The 'Dead Baby Strategy' of Islamists
Wednesday, October 30, 2024
At Capitalism Magazine is an article by Alan Dershowitz about Yahya Sinwar's deliberate use of civilian casualties to sway public opinion in the West about Israel's war against Hamas.
I give Dershowitz a mixed review.
On the one hand, it's about time someone called out news media for its negligent or complicit reliance on the casualty figures Hamas has been putting out during the war:
Dershowitz goes on to estimate that, of the 40,000 casualties claimed by Hamas, perhaps 10,000 were actually civilians.Without the support of the media, this strategy would not succeed. It requires that the media report Hamas-generated civilian casualty figures uncritically and without investigating the underlying components of the reported figures.
As a patron of organizations like Hamas, this adult male is responsible for every single death caused or necessitated by the actions of his proxies. (Image by khamenei.ir, via Wikimedia Commons, license.)
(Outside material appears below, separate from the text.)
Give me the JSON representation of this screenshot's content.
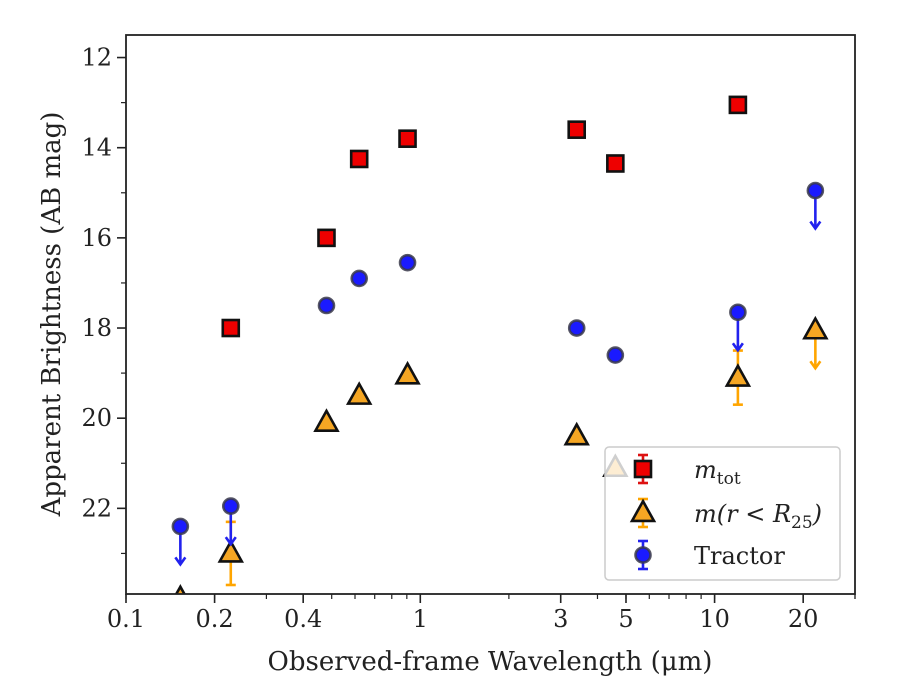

So the media report approximately 43,000 dead Palestinians. Although they could easily distinguish between combatant and non-combatant deaths, Hamas refuses to do so. Instead, they distinguish between male adults, women and those who they describe as "children." They fail to acknowledge that many of these so-called children were also combatants. Hamas lists anyone under 19 as a child, regardless of whether they are 15, 16, 17 or 18-year-old terrorists who have been recruited and trained by Hamas to murder Israelis. They do the same with women, conveying the impression that only men are terrorists.
Moreover, they fail to distinguish friendly-fire casualties that resulted from rockets fired by Hamas, Islamic Jihad and other terrorist groups whose rockets have a high failure rate, with many landing in Gaza.
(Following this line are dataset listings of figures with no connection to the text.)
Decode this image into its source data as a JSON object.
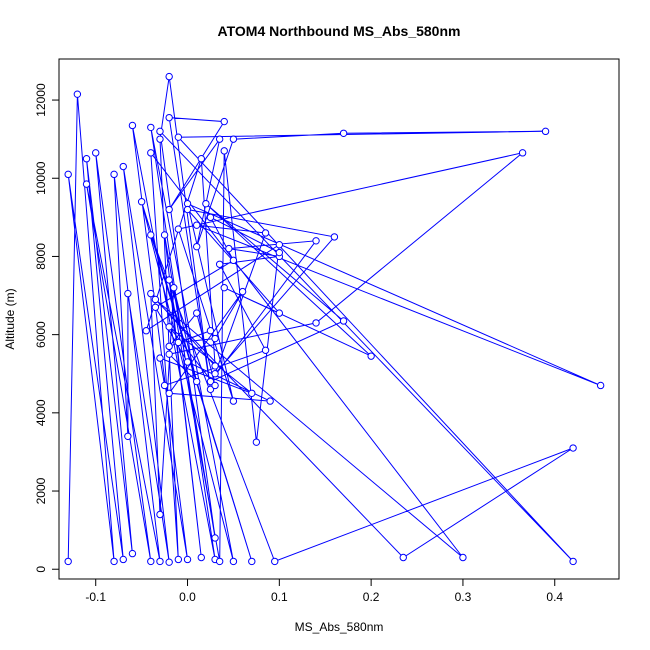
{
  "chart_data": {
    "type": "line",
    "title": "ATOM4 Northbound MS_Abs_580nm",
    "xlabel": "MS_Abs_580nm",
    "ylabel": "Altitude (m)",
    "xlim": [
      -0.14,
      0.47
    ],
    "ylim": [
      -250,
      13050
    ],
    "xticks": [
      -0.1,
      0.0,
      0.1,
      0.2,
      0.3,
      0.4
    ],
    "xtick_labels": [
      "-0.1",
      "0.0",
      "0.1",
      "0.2",
      "0.3",
      "0.4"
    ],
    "yticks": [
      0,
      2000,
      4000,
      6000,
      8000,
      10000,
      12000
    ],
    "ytick_labels": [
      "0",
      "2000",
      "4000",
      "6000",
      "8000",
      "10000",
      "12000"
    ],
    "grid": false,
    "series_color": "#0000ff",
    "marker": "open-circle",
    "points": [
      [
        -0.13,
        200
      ],
      [
        -0.12,
        12150
      ],
      [
        -0.08,
        200
      ],
      [
        -0.13,
        10100
      ],
      [
        -0.07,
        250
      ],
      [
        -0.11,
        10500
      ],
      [
        -0.06,
        400
      ],
      [
        -0.1,
        10650
      ],
      [
        -0.04,
        200
      ],
      [
        -0.11,
        9850
      ],
      [
        -0.03,
        200
      ],
      [
        -0.08,
        10100
      ],
      [
        -0.065,
        3400
      ],
      [
        -0.065,
        7050
      ],
      [
        -0.02,
        180
      ],
      [
        -0.07,
        10300
      ],
      [
        0.0,
        250
      ],
      [
        -0.06,
        11350
      ],
      [
        0.03,
        250
      ],
      [
        -0.04,
        11300
      ],
      [
        0.05,
        200
      ],
      [
        -0.05,
        9400
      ],
      [
        0.07,
        200
      ],
      [
        -0.04,
        8550
      ],
      [
        0.095,
        200
      ],
      [
        0.42,
        3100
      ],
      [
        0.235,
        300
      ],
      [
        -0.035,
        6900
      ],
      [
        0.3,
        300
      ],
      [
        -0.04,
        10650
      ],
      [
        -0.01,
        250
      ],
      [
        -0.03,
        11000
      ],
      [
        -0.02,
        12600
      ],
      [
        0.025,
        4600
      ],
      [
        -0.02,
        11550
      ],
      [
        0.04,
        11450
      ],
      [
        -0.02,
        9200
      ],
      [
        0.035,
        11000
      ],
      [
        0.01,
        8250
      ],
      [
        0.05,
        11000
      ],
      [
        0.17,
        11150
      ],
      [
        0.39,
        11200
      ],
      [
        -0.01,
        11050
      ],
      [
        0.42,
        200
      ],
      [
        -0.03,
        11200
      ],
      [
        0.03,
        800
      ],
      [
        -0.025,
        8550
      ],
      [
        0.015,
        300
      ],
      [
        -0.02,
        7400
      ],
      [
        0.035,
        200
      ],
      [
        0.04,
        10700
      ],
      [
        0.075,
        3250
      ],
      [
        0.1,
        8300
      ],
      [
        -0.045,
        6100
      ],
      [
        0.015,
        10500
      ],
      [
        0.03,
        5200
      ],
      [
        -0.04,
        7050
      ],
      [
        -0.03,
        1400
      ],
      [
        -0.015,
        7200
      ],
      [
        0.01,
        4800
      ],
      [
        -0.02,
        5500
      ],
      [
        0.14,
        6300
      ],
      [
        0.365,
        10650
      ],
      [
        -0.01,
        8700
      ],
      [
        0.05,
        4300
      ],
      [
        0.0,
        9350
      ],
      [
        0.45,
        4700
      ],
      [
        0.01,
        8800
      ],
      [
        0.085,
        8600
      ],
      [
        0.03,
        5000
      ],
      [
        0.16,
        8500
      ],
      [
        0.0,
        9200
      ],
      [
        0.1,
        6550
      ],
      [
        0.04,
        7200
      ],
      [
        0.2,
        5450
      ],
      [
        0.02,
        9350
      ],
      [
        0.17,
        6350
      ],
      [
        0.025,
        4800
      ],
      [
        0.14,
        8400
      ],
      [
        0.045,
        8200
      ],
      [
        0.1,
        8000
      ],
      [
        0.035,
        7800
      ],
      [
        0.085,
        5600
      ],
      [
        -0.025,
        4700
      ],
      [
        -0.03,
        5400
      ],
      [
        0.07,
        4500
      ],
      [
        -0.02,
        6200
      ],
      [
        0.03,
        4700
      ],
      [
        0.01,
        6550
      ],
      [
        -0.02,
        5700
      ],
      [
        0.025,
        6100
      ],
      [
        -0.01,
        5800
      ],
      [
        0.03,
        5900
      ],
      [
        0.06,
        7100
      ],
      [
        -0.02,
        4500
      ],
      [
        0.09,
        4300
      ],
      [
        0.0,
        5300
      ],
      [
        -0.035,
        6700
      ],
      [
        0.05,
        7900
      ],
      [
        0.025,
        9000
      ],
      [
        0.1,
        8100
      ]
    ]
  }
}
They suggest that all non-Hamas members are innocent civilians. But many non-Hamas "civilians" were directly involved in the massacres, rapes and kidnappings of October 7, 2023. Others cheered on these barbarians as they returned to Gaza with their live and dead hostages. Still others allowed their homes to be used to imprison hostages. Many contributed to Hamas financially and in other ways. Then there are the human shields -- some voluntary, some coerced -- who died as a result of deliberately being placed in harm's way pursuant to the Sinwar strategy of maximizing civilian deaths.
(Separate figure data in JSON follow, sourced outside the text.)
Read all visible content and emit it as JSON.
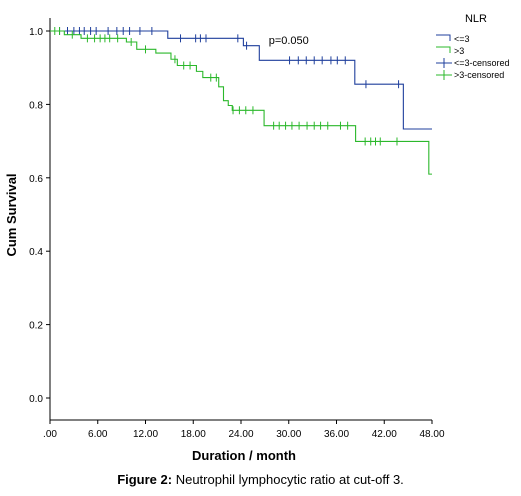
{
  "caption": {
    "label": "Figure 2:",
    "text": " Neutrophil lymphocytic ratio at cut-off 3."
  },
  "chart_data": {
    "type": "line",
    "subtype": "kaplan-meier",
    "title": "",
    "xlabel": "Duration / month",
    "ylabel": "Cum Survival",
    "xlim": [
      0,
      48
    ],
    "ylim": [
      0,
      1.0
    ],
    "x_ticks": [
      0,
      6,
      12,
      18,
      24,
      30,
      36,
      42,
      48
    ],
    "x_tick_labels": [
      ".00",
      "6.00",
      "12.00",
      "18.00",
      "24.00",
      "30.00",
      "36.00",
      "42.00",
      "48.00"
    ],
    "y_ticks": [
      0,
      0.2,
      0.4,
      0.6,
      0.8,
      1.0
    ],
    "y_tick_labels": [
      "0.0",
      "0.2",
      "0.4",
      "0.6",
      "0.8",
      "1.0"
    ],
    "grid": false,
    "legend": {
      "title": "NLR",
      "placement": "right",
      "entries": [
        {
          "label": "<=3",
          "kind": "line",
          "color": "#1f3f9c"
        },
        {
          "label": ">3",
          "kind": "line",
          "color": "#2bb82b"
        },
        {
          "label": "<=3-censored",
          "kind": "censor",
          "color": "#1f3f9c"
        },
        {
          "label": ">3-censored",
          "kind": "censor",
          "color": "#2bb82b"
        }
      ]
    },
    "annotations": [
      {
        "text": "p=0.050",
        "x": 30,
        "y": 0.975
      }
    ],
    "series": [
      {
        "name": "<=3",
        "color": "#1f3f9c",
        "steps": [
          [
            0,
            1.0
          ],
          [
            14.8,
            0.98
          ],
          [
            24.3,
            0.96
          ],
          [
            26.3,
            0.92
          ],
          [
            38.3,
            0.855
          ],
          [
            44.4,
            0.733
          ],
          [
            48,
            0.733
          ]
        ],
        "censored": [
          1.2,
          2.2,
          3.0,
          3.7,
          4.3,
          5.1,
          5.8,
          7.3,
          8.4,
          9.2,
          10.0,
          11.3,
          12.8,
          16.4,
          18.3,
          18.9,
          19.6,
          23.6,
          24.7,
          30.1,
          31.2,
          32.2,
          33.2,
          34.2,
          35.3,
          36.1,
          37.1,
          39.7,
          43.8
        ]
      },
      {
        "name": ">3",
        "color": "#2bb82b",
        "steps": [
          [
            0,
            1.0
          ],
          [
            1.8,
            0.99
          ],
          [
            3.9,
            0.98
          ],
          [
            9.6,
            0.97
          ],
          [
            10.9,
            0.95
          ],
          [
            13.3,
            0.94
          ],
          [
            15.2,
            0.923
          ],
          [
            16.0,
            0.906
          ],
          [
            18.4,
            0.89
          ],
          [
            19.2,
            0.873
          ],
          [
            21.2,
            0.848
          ],
          [
            21.8,
            0.81
          ],
          [
            22.4,
            0.797
          ],
          [
            22.9,
            0.784
          ],
          [
            26.9,
            0.742
          ],
          [
            38.4,
            0.699
          ],
          [
            45.8,
            0.699
          ],
          [
            47.6,
            0.61
          ],
          [
            48,
            0.61
          ]
        ],
        "censored": [
          0.6,
          1.2,
          2.8,
          4.7,
          5.6,
          6.3,
          6.9,
          7.5,
          8.5,
          10.2,
          12.0,
          15.7,
          16.8,
          17.6,
          20.2,
          20.9,
          23.0,
          23.8,
          24.6,
          25.5,
          28.1,
          28.8,
          29.6,
          30.4,
          31.3,
          32.3,
          33.2,
          34.0,
          34.9,
          36.5,
          37.4,
          39.6,
          40.3,
          40.9,
          41.5,
          43.6
        ]
      }
    ]
  }
}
That may be true, and there is some value in debunking the way Hamas has been reporting casualties, but the discussion about civilian deaths will never move to the level it needs to without asking the question: Why is Israel being condemned at all for civilian deaths?
The way to answer this question follows from the thinking of the late John David Lewis, as he lays out in his seminal work, Nothing Less than Victory: Decisive Wars and the Lessons of History:
Moral ideas as they relate to war must not be conflated with the rules associated with deontological just-war theory -- for instance, of proportionality and absolute prohibitions against attacks on civilians. Such rules divorce ends from means, and are often considered by their advocates to be absolute strictures apart from context and consequences. In this moral framework, the goals of each nation are granted no import in evaluating the conduct of the war, and those fighting to maintain a system of slavery become morally equal to those fighting for freedom. That such rules can become weapons in the hands of an enemy who is fighting for conquest, loot, or slavery is said to be irrelevant to the categorical commandment that each side follow those rules regardless of result. But surely we should question moral rules that exempt a belligerent from attack because he hides behind civilians whom he intends to enslave. The moral purpose of a war -- the goal for which a population is fighting -- sets the basic context for evaluating a conflict and determines the basic moral status of the belligerents. Those who wage war to enslave a continent -- or to impose their dictatorship over a neighboring state -- are seeking an end that is deeply immoral and must not be judged morally equal to those defending against such attacks. It is vital to evaluate the purposes of a war when evaluating both the means by which that purpose is being pursued, and the social support for those directing the war. [footnotes omitted, bold added]As you can see, the whole idea that a nation defending itself -- like Israel -- should be condemned for any civilian deaths is questionable to start with.
Not only that, as Lewis notes elsewhere in the book, part of the successful prosecution of a war of self-defense entails breaking the will of a belligerent population to continue fighting.
This raises the issue of popular support for the war among the civilian population of Gaza: To the degree that they support what Hamas is doing, they both deserve and need to suffer the consequences of what they are trying to bring to Israel.
In short, not only is Israel not to blame for civilian casualties, civilians are owed no quarter whatsoever, much less the coddling and aid they have been getting in this war. (Tragically, this means that some truly innocent civilians must suffer and die. But that is on Hamas, its Iranian puppetmasters, and its other supporters and sympathizers.)
As laudable as it is to name Sinwar's despicable strategy -- shared worldwide in the name of "compassion" by Islamists -- it is not enough. We have to take the next difficult step of admitting that civilian deaths are, tragically, a necessity of self-defense for good societies.
Until the West admits that innocents will die if it defends itself, and realizes that it is not to blame, it will remain paralyzed in the face of the Islamist barbarians it should have defeated decades ago.